После этого Фитиль воевал, как все.
…Фитиль. Райский житель, родившийся слишком рано.
Баллада о танке Т-34, который стоит в чужом городе на высоком красивом постаменте:
Впереди колонн
Я летел в боях,
Я сам нащупывал цель,
Я железный слон,
И ярость моя
Глядит в смотровую щель.
Я шел как гром,
Как перст судьбы,
Я шел, поднимая прах,
И автострады
Кровавый бинт
Наматывался на тракт.
Я разбил тюрьму
И вышел в штаб,
Безлюдный, как новый гроб,
Я шел по минам,
Как по вшам,
Мне дзоты ударили в лоб.
Я давил эти панцири
Черепах,
Пробиваясь в глубь норы,
И дзоты трещали,
Как черепа,
И лопались, как нарыв.
И вот среди раздолбанных кирпичей, среди разгромленного барахла я увидел куклу.
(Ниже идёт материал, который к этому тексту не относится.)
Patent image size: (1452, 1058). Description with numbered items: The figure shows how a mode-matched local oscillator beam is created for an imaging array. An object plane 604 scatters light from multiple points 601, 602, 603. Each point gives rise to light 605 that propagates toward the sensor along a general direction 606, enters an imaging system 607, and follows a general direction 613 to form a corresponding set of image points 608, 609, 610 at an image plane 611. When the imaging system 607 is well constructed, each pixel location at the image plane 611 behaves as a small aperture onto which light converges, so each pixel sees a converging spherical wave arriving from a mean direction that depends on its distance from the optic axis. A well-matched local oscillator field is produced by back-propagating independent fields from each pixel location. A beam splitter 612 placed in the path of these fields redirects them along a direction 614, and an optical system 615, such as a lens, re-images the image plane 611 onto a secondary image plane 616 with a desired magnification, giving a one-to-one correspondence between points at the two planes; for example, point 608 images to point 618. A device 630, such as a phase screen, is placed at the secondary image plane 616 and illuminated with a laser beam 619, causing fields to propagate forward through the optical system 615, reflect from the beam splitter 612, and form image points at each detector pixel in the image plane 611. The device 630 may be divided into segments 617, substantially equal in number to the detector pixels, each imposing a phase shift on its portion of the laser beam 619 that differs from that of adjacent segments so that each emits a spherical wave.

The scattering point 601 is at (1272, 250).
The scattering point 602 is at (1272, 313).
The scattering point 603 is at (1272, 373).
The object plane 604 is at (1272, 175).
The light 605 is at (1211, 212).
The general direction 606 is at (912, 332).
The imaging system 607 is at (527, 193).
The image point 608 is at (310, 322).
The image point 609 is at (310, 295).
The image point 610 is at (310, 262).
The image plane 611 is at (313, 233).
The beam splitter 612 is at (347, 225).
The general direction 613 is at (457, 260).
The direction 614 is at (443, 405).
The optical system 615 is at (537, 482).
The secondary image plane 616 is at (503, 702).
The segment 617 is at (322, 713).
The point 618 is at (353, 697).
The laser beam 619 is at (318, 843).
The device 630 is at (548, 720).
Она лежала, раскинув ручки, — символ чужой любви… чужой семьи… Она была совсем рядом.
Зарево вспухло,
Колпак летит,
Масло, как мозг, кипит,
Но я на куклу
Не смог наступить
И потому убит.
И занял я тихий
Свой престол
В весеннем шелесте трав,
Я застыл над городом,
Как Христос,
Смертию смерть поправ.
И я застыл,
Как застывший бой.
Кровенеют мои бока.
Теперь ты узнал меня?
Я ж любовь,
Застывшая на века.
Глава пятая
ЭПОХА ВОЗРОЖДЕНИЯ
1
Ветры времени треплют шинель, бьют в глаза, и то, что было, — это то, что есть, никуда не уйти от этого, и прошлое живет и шелестит, словно трава под босыми ногами, словно ветер гоняет газету на вытоптанном дворе. А куда идти, куда глаз кинуть, если все разъехались, ушли, исчезли, отвернулись от детства, и ветер гоняет газету на пустом дворе.
— Здравствуй.
— Здравствуй.
— Ну и как ты?
— Ничего. А ты?
— Ничего.
— Все там же?
— Ага. А ты?
— И я там же.
Поговорили и разошлись. А где «там же»? Годы пролетели, ослепшие от крови, и где он «там же»? То ли в армии, то ли работает.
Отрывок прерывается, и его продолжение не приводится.